The map doesn't seem to show individual crashes for my postcode area. Is there a problem?

If there are too many fatal crashes in your local authority area, the black overview square showing figures for the number of collisions will appear instead of individual crash dots. Zoom in further and you will see the individual incidents and their locations. This will happen with a number of areas on the map where there are a large number of crashes.

Some of the incidents I have looked at say it was snowing at the time, but it was summer. Is there a problem with the data?

There was a glitch in the way the map was being fed with data early on 5 December. This has now been resolved.

Where did you get the 730,000 figure for all road casualties?

This is the government's own official estimate of the total number of people killed or injured in road traffic collisions.

How did you calculate the £15 - £32bn economic cost?

Another figure from government officials. Here's a detailed article on how this number is calculated.

What is the source of the Dangerous Driving slide?

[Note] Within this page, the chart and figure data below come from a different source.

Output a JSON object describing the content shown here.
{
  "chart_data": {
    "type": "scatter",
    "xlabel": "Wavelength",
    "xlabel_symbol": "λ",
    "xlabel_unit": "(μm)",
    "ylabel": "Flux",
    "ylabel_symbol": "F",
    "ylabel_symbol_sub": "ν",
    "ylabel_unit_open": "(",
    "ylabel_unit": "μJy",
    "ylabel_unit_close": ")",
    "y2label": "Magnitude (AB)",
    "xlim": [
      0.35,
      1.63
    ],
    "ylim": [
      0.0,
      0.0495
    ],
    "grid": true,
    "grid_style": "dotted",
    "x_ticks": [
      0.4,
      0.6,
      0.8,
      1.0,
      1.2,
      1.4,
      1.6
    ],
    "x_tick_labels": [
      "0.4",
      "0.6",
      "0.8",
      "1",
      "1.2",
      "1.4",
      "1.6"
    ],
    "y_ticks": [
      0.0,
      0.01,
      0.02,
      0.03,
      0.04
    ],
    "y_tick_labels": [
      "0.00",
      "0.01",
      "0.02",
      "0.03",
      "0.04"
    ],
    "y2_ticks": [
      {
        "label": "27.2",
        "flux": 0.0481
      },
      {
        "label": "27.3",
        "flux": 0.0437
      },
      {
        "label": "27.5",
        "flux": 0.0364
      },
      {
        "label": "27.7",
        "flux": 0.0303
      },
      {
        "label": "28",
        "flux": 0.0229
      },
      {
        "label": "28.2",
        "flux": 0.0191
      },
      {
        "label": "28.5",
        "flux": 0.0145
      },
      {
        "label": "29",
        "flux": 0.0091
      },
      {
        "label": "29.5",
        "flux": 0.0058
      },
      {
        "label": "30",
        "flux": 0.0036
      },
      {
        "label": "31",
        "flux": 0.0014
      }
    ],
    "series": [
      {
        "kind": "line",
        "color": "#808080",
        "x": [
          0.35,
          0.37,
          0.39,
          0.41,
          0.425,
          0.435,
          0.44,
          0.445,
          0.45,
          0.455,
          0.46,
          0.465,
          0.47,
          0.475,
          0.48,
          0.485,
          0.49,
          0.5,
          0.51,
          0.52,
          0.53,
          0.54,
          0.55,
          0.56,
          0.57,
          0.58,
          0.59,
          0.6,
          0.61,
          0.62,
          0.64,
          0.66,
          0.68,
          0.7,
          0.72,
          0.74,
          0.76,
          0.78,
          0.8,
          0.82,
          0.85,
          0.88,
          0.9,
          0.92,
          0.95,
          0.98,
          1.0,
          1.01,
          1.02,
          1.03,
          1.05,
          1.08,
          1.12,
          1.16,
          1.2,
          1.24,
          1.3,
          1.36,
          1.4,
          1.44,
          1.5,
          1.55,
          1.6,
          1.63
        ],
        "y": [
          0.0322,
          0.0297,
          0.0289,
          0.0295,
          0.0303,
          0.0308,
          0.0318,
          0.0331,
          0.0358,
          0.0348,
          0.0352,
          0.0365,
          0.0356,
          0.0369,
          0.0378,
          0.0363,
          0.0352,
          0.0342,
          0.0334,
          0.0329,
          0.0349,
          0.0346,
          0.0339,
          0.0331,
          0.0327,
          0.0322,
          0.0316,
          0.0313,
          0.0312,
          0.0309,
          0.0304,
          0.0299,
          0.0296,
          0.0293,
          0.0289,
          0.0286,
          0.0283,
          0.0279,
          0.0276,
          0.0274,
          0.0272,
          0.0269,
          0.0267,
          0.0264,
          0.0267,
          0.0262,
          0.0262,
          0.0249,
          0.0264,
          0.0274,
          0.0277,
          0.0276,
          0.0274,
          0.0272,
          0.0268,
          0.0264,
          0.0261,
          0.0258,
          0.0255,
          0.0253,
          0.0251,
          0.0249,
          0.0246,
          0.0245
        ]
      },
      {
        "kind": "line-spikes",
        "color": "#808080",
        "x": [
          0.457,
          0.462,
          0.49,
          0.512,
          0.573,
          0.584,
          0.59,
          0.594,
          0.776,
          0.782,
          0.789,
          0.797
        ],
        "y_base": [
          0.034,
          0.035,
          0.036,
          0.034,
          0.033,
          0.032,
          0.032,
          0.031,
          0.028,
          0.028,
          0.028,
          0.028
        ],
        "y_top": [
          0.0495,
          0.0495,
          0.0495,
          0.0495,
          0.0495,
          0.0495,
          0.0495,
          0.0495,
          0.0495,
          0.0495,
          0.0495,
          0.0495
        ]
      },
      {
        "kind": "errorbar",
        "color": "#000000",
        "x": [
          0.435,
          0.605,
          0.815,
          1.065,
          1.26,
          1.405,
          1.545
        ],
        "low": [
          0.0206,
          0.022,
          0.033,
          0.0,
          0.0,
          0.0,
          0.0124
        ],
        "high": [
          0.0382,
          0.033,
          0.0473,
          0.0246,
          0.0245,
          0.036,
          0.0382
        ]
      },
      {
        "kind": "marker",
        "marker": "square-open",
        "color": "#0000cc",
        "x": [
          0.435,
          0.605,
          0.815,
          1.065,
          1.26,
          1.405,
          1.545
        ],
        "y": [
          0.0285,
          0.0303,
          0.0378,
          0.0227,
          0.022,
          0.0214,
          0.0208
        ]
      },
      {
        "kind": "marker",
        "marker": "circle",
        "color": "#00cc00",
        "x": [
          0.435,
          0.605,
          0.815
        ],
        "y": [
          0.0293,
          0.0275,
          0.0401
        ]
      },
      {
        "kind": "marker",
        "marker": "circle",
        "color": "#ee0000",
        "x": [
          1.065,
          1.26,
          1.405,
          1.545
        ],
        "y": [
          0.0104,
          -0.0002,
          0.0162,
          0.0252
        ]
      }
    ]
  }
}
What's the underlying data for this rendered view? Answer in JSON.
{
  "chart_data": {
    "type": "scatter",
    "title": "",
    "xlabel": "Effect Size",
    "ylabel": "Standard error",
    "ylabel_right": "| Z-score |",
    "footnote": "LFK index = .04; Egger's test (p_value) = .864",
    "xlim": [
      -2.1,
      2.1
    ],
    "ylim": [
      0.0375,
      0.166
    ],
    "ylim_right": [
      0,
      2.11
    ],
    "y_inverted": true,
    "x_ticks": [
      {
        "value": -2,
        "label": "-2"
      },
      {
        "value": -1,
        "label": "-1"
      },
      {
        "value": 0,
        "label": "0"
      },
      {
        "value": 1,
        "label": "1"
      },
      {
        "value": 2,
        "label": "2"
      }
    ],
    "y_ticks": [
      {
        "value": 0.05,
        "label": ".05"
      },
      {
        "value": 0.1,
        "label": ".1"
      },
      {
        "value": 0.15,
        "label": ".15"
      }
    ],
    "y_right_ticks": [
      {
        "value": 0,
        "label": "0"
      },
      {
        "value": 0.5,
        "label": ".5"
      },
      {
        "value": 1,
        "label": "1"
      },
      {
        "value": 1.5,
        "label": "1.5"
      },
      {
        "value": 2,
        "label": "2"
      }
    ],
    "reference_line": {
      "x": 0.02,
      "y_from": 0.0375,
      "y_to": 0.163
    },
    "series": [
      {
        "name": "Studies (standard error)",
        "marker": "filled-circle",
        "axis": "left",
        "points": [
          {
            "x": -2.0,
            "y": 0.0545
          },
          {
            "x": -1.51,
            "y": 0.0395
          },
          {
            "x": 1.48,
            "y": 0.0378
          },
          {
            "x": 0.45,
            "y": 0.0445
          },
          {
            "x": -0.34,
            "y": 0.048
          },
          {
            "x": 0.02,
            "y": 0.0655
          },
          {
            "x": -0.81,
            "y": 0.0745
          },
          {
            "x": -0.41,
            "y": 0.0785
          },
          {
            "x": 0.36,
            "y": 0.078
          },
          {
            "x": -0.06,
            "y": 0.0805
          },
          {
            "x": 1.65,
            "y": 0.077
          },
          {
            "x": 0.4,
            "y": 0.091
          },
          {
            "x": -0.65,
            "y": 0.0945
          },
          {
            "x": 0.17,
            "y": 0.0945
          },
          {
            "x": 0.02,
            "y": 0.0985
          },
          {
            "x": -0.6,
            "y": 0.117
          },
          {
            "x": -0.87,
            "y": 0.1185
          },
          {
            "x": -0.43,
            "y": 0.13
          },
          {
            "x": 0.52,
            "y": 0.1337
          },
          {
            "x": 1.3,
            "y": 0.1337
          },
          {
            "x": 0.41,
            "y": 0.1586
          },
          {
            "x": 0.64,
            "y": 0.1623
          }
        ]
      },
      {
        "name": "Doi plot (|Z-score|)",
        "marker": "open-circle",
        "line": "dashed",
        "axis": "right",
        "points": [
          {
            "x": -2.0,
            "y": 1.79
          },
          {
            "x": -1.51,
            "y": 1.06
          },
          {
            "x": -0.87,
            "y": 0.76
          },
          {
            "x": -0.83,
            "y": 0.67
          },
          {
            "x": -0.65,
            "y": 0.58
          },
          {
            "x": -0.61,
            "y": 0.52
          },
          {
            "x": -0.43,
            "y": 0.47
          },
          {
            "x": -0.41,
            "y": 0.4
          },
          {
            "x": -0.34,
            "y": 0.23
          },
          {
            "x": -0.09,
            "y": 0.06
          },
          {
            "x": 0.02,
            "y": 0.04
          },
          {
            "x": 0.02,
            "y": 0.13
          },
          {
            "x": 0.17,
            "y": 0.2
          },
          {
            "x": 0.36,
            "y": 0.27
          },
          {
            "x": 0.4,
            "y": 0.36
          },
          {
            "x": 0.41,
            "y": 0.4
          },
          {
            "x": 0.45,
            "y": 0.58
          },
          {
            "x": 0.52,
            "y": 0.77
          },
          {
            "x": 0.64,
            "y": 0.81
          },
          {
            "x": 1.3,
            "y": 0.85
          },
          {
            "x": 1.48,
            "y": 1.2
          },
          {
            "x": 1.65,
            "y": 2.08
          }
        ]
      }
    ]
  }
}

This research was conducted by Loughborough University's Transport Safety Research Centre and the Transport Research Laboratory. The two teams tracked hundreds of crashes over several years in the Nottinghamshire and Thames Valley areas respectively. Researchers attended these incidents and recorded first-hand many features of the collisions for the On-The-Spot research project.

They concluded that there seem to be links between offending and collision-involved road users; links between deprivation and precipitating a road traffic collision; offending among people driving for work; and potential over-representation of offending amongst collision-involved road users, compared to the national data.

They also emphasize that this research is preliminary and relates to collisions within the areas studied. It doesn't necessarily follow that this represents a complete national picture, though having demonstrated a way to link in-depth data on collisions with offence histories, there is the potential for further useful research.

Links to Loughborough's research, and TRL's research can be found here.

What is the difference between a "serious" and "light" injury?

These are defined in this document which details how the STATS19 form is filled out by the police.

Are you more likely to be involved in a collision during rush hour in a city?

Not necessarily. The police data we have simply details all the collisions that have happened over 12 years. However the busiest times on roads, while seemingly dangerous, may not be statistically the most dangerous times. And roads where many collisions take place may not be statistically the most dangerous roads. A quieter country road could be more dangerous than a busy city road if it has a higher number of incidents in ratio to its traffic volume.